Proposed cuts to suicide prevention services

Suicide prevention sign on the east sidewalk of the Golden Gate Bridge, San Francisco, California. The sign reads "Emergency phone and crisis counseling."

By Joel Jones-Lapsley

Photo Above: Suicide Prevention Sign © Guillaume Paumier on Wikipedia 

Suicide rates have risen in Scotland for the first time in six years. Statistics from National Records of Scotland have shown that 728 people died in 2016 from suicide, 56 more than in 2015.

Speaking to Third Force News, Samaritans’ executive director for Scotland, James Jopling, said: “With suicide rates falling so consistently in recent years, this has to be seen as an early warning sign.

“While we know that rates can fluctuate year-on-year, what we desperately don’t want to see is this rise in deaths turning into a trend.”

The budget cuts proposed today raise concerns over whether the government will be able to keep promises made back in 2002, which suggested that they would do more to combat suicide rates in Scotland.

While death rates have risen they are still lower than 2012.  The Scottish government has been working with Choose Life, a Scottish charity who specialise in suicide prevention, since 2002, when they set out a National Strategy.

Part of the strategy was to reduce suicide rates in Scotland by 50% by 2010, a target that was achieved.  In 2013, a revised Action Plan was added that aimed to further reduce deaths while providing more preventative care.
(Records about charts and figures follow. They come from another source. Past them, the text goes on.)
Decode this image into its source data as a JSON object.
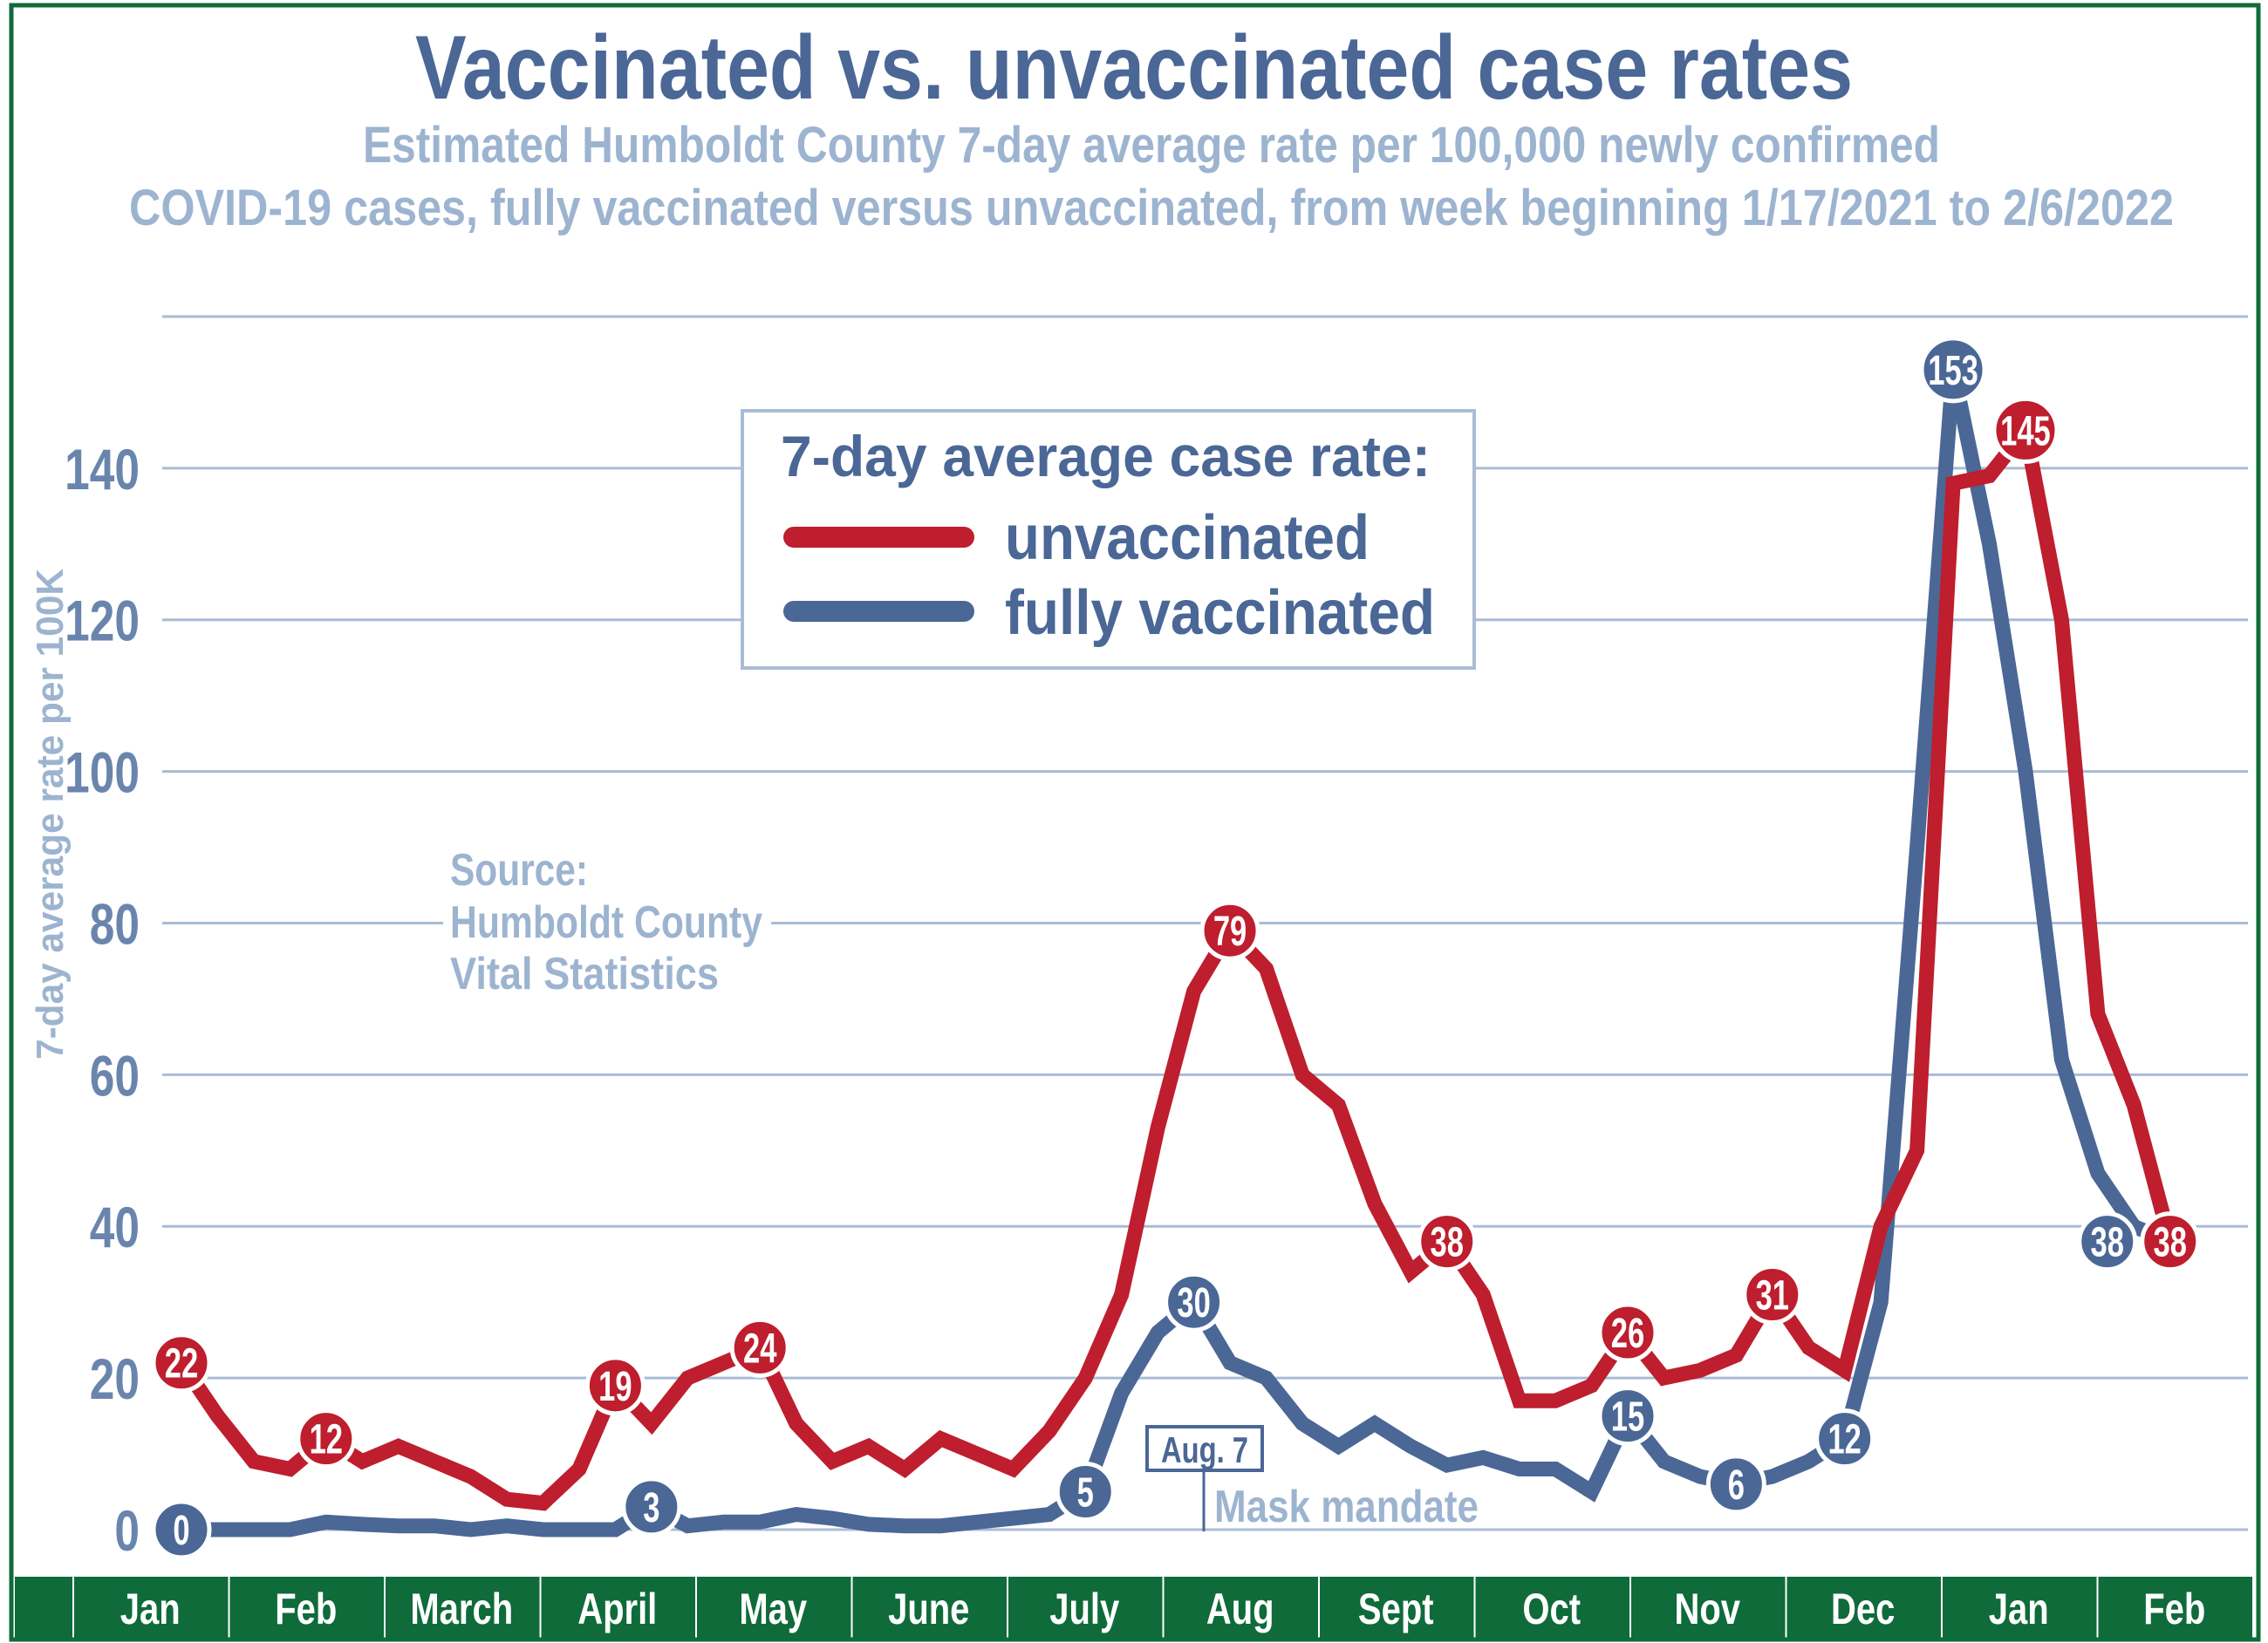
{
  "chart_data": {
    "type": "line",
    "title": "Vaccinated vs. unvaccinated case rates",
    "subtitle_lines": [
      "Estimated Humboldt County 7-day average rate per 100,000 newly confirmed",
      "COVID-19 cases,  fully vaccinated versus unvaccinated, from week beginning 1/17/2021 to 2/6/2022"
    ],
    "xlabel": "",
    "ylabel": "7-day average rate per 100K",
    "ylim": [
      0,
      160
    ],
    "yticks": [
      0,
      20,
      40,
      60,
      80,
      100,
      120,
      140
    ],
    "grid": true,
    "x_tick_labels": [
      "Jan",
      "Feb",
      "March",
      "April",
      "May",
      "June",
      "July",
      "Aug",
      "Sept",
      "Oct",
      "Nov",
      "Dec",
      "Jan",
      "Feb"
    ],
    "x": [
      "2021-01-17",
      "2021-01-24",
      "2021-01-31",
      "2021-02-07",
      "2021-02-14",
      "2021-02-21",
      "2021-02-28",
      "2021-03-07",
      "2021-03-14",
      "2021-03-21",
      "2021-03-28",
      "2021-04-04",
      "2021-04-11",
      "2021-04-18",
      "2021-04-25",
      "2021-05-02",
      "2021-05-09",
      "2021-05-16",
      "2021-05-23",
      "2021-05-30",
      "2021-06-06",
      "2021-06-13",
      "2021-06-20",
      "2021-06-27",
      "2021-07-04",
      "2021-07-11",
      "2021-07-18",
      "2021-07-25",
      "2021-08-01",
      "2021-08-08",
      "2021-08-15",
      "2021-08-22",
      "2021-08-29",
      "2021-09-05",
      "2021-09-12",
      "2021-09-19",
      "2021-09-26",
      "2021-10-03",
      "2021-10-10",
      "2021-10-17",
      "2021-10-24",
      "2021-10-31",
      "2021-11-07",
      "2021-11-14",
      "2021-11-21",
      "2021-11-28",
      "2021-12-05",
      "2021-12-12",
      "2021-12-19",
      "2021-12-26",
      "2022-01-02",
      "2022-01-09",
      "2022-01-16",
      "2022-01-23",
      "2022-01-30",
      "2022-02-06"
    ],
    "legend": {
      "title": "7-day average case rate:",
      "placement": "top-center"
    },
    "series": [
      {
        "name": "unvaccinated",
        "color": "#be1e2d",
        "values": [
          22,
          15,
          9,
          8,
          12,
          9,
          11,
          9,
          7,
          4,
          3.5,
          8,
          19,
          14,
          20,
          22,
          24,
          14,
          9,
          11,
          8,
          12,
          10,
          8,
          13,
          20,
          31,
          53,
          71,
          79,
          74,
          60,
          56,
          43,
          34,
          38,
          31,
          17,
          17,
          19,
          26,
          20,
          21,
          23,
          31,
          24,
          21,
          40,
          50,
          138,
          139,
          145,
          120,
          68,
          56,
          38
        ],
        "labels": {
          "0": "22",
          "4": "12",
          "12": "19",
          "16": "24",
          "29": "79",
          "35": "38",
          "40": "26",
          "44": "31",
          "51": "145",
          "55": "38"
        }
      },
      {
        "name": "fully vaccinated",
        "color": "#4a6796",
        "values": [
          0,
          0,
          0,
          0,
          1,
          0.7,
          0.5,
          0.5,
          0,
          0.5,
          0,
          0,
          0,
          3,
          0.5,
          1,
          1,
          2,
          1.5,
          0.7,
          0.5,
          0.5,
          1,
          1.5,
          2,
          5,
          18,
          26,
          30,
          22,
          20,
          14,
          11,
          14,
          11,
          8.5,
          9.5,
          8,
          8,
          5,
          15,
          9,
          7,
          6,
          7,
          9,
          12,
          30,
          90,
          153,
          130,
          100,
          62,
          47,
          40,
          38
        ],
        "labels": {
          "0": "0",
          "13": "3",
          "25": "5",
          "28": "30",
          "40": "15",
          "43": "6",
          "46": "12",
          "49": "153",
          "55": "38"
        }
      }
    ],
    "annotations": {
      "source": [
        "Source:",
        "Humboldt County",
        "Vital Statistics"
      ],
      "mask_date": "Aug. 7",
      "mask_text": "Mask mandate"
    }
  },
  "colors": {
    "frame": "#0f6b3a",
    "title": "#4a6796",
    "subtitle": "#9db4d0",
    "grid": "#a9bcd6",
    "tick": "#6a85ad"
  }
}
However, with the recent rise in suicide rates and proposed cuts to funding, charities are questioning whether the government’s action plan will be achievable.

West Lothian College Student Support Worker, Helen Wilson, said: “Although internally we have had a slight increase in funding we are finding that when we refer students to outside services the funding is definitely not there.

“We can only do so much, but when we refer them, the doctors just don’t seem to have the training or the means to support these young people. Last week a receptionist for a doctor told me to tell the student to call the Samaritans, which is simply not good enough.”

“We have had cases where GPs have told students to come back to us because we will be more likely to get them help than they will be. Kids wait for months and months for a specialist through the NHS.”

Asked whether the NHS and government are doing enough, she said: “No, the services do not have the resources to help the number of people who need care. They are not coping on a number of mental health issues.

“The children and young people’s teams are getting cut backs now. They are looking to cut local support by 60%, which is absolutely ridiculous.”

All parties believe that more services are needed, but with the current state of the NHS and more cuts seemingly imminent, this may not be achievable.